Penn State’s Garthe and Shufran say there are two primary environmental laws that come into play in protection of groundwater:
1) Resource Conservation and Recovery Act (RCRA) to protect groundwater, surface water, air and land from contamination by solid waste.
2) Comprehensive Environmental Response, Compensation, and Liability Act (CERCLA) to provide for liability, compensation and cleanup of past industrial and commercial dumping.
Since CERCLA applies to farmland, the Penn State specialists say, “For this reason, farmers need to seriously evaluate past and present farm waste management practices and implement up-to-date waste management plans that address environmental and health concerns and guard against costly liability problems.”

Even a common mortgage application can spur questions about environmental liability, and if your farmland is described in the mortgage, an appraisal may require an environmental site assessment. Various phases of that will look at the legal documents describing the history of the site, a possible on-site inspection, removal of the refuse, or possible removal and treatment of the soil in the vicinity of the site.

Before such a nightmare, you have pledged to spend some time this summer addressing this potential problem. And there may be some good news. Much of the refuse that has refused to disappear may have value in the hot scrap metal market. One of the reasons the price of farm machinery has skyrocketed is the cost of metal, and here’s where you can benefit in having a raw material to sell to the metal recycling industry.

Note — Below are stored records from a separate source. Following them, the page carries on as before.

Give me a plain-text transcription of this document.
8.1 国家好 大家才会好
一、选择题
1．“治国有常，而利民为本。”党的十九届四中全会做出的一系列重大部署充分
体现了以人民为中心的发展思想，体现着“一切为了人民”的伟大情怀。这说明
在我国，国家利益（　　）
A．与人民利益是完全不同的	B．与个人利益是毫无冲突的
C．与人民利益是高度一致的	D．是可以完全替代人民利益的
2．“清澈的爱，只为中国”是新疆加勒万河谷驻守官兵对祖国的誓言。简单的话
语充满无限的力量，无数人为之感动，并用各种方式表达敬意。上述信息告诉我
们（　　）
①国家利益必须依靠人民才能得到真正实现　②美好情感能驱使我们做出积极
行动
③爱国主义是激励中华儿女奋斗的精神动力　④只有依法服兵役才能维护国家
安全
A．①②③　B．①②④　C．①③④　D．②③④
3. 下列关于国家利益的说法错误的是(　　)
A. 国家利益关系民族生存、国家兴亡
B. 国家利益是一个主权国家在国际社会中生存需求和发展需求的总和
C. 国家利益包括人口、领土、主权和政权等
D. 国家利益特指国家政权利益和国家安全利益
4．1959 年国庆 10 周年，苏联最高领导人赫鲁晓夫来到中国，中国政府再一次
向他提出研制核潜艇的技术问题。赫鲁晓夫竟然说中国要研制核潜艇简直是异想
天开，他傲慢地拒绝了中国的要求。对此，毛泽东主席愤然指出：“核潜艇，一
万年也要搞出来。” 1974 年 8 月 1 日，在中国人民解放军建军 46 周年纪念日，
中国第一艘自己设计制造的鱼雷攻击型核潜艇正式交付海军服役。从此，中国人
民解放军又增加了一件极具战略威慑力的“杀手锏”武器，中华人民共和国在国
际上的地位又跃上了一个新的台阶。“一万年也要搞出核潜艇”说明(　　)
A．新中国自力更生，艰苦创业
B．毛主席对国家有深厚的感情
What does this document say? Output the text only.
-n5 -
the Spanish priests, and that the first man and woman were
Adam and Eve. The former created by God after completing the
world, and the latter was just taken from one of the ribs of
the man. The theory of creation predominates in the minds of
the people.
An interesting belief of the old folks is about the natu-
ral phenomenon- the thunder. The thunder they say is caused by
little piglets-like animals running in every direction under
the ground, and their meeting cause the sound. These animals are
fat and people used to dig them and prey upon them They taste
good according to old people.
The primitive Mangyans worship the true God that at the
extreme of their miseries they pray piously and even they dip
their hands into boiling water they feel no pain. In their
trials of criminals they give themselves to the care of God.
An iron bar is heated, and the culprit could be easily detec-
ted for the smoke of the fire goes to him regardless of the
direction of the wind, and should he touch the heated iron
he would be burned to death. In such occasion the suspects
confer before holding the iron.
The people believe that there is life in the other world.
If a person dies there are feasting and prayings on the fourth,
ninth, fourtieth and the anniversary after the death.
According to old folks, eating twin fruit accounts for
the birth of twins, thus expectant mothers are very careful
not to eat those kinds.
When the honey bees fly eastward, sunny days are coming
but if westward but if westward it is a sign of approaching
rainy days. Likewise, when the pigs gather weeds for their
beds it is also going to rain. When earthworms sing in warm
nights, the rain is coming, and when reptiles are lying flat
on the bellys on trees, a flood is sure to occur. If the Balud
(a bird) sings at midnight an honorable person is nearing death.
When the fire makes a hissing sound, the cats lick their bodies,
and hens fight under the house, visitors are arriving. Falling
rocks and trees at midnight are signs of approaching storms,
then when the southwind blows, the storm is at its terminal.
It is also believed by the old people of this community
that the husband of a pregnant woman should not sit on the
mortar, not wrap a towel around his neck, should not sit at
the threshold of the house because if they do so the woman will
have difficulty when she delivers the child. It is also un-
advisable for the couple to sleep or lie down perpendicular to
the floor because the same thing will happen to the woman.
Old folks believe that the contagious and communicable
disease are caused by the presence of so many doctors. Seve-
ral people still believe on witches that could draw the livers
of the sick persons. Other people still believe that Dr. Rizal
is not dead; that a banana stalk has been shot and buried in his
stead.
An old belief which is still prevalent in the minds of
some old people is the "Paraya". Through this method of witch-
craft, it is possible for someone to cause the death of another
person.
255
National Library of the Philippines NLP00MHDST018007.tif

Develop a checklist for cleaning up your on-farm dump that includes: familiarity with the landfill or recycling center, identifying manpower or equipment needed, obtaining any necessary protective equipment, barrels for any sorting that you elect to do, trucks for hauling, and save your receipts for any future documentation needs. If desired, and your lawyer or insurance agent agree, you could involve a local school recycling club. And finally, create an on-farm practice to dispose of your refuse in a way that does not create any environmental liability for you.

By raising the issue of on-farm dumps, and the fact it is a good idea to clean them up, some hints are being made to state and federal EPA officials that remediation grants or cost-share funds for dump clean up would be farmer-friendly and pro-environment. Let’s see if that idea flies very far.

Summary:
Nearly every farm has a dumpsite, which may have been inherited, and which may contain hazardous materials you don’t want to know about. Federal laws do not prohibit on-farm dump sites, but do expose farm operators and owners to environmental liability, should groundwater be polluted by them. Such dumps can also diminish land values, and even create problems if farmland is subject to a mortgage. In an effort to avoid such liability, and even take advantage of collecting revenue from recycling centers and scrap metal dealers, cleaning up the on-farm dump may be a good summertime project.

Stu Ellis

Posted by Stu Ellis at July 13, 2006 12:08 PM | Permalink

Comments

I go to many of these sights to get the old bottles and metal. I want to form a company that cleans these up for free by using the money from selling the metal and glass. I just dont know how. I cant find any one that buys glass and how do you sort stuff eficantly when dumps layer in diffrent ways? Some are all ash, some are rocky, some are tangle mases of metal. What machine can do this? What machine can go into the ravinse and hill sides and not destroy the collectable bottles? Any ideas let me know I just want to ride the world of the broblem of old dumps there is just to much wasted resorses in them.

Posted by: justin at October 15, 2007 8:17 PM

Justin
if you start a seasonal business for students
you may qualify for government grants
because a) you are hiring students and b) you are cleaning the environment
sadly, this sounds like a job for your hands - good old fashioned manual labour...the same manual labour that put it there in the first place.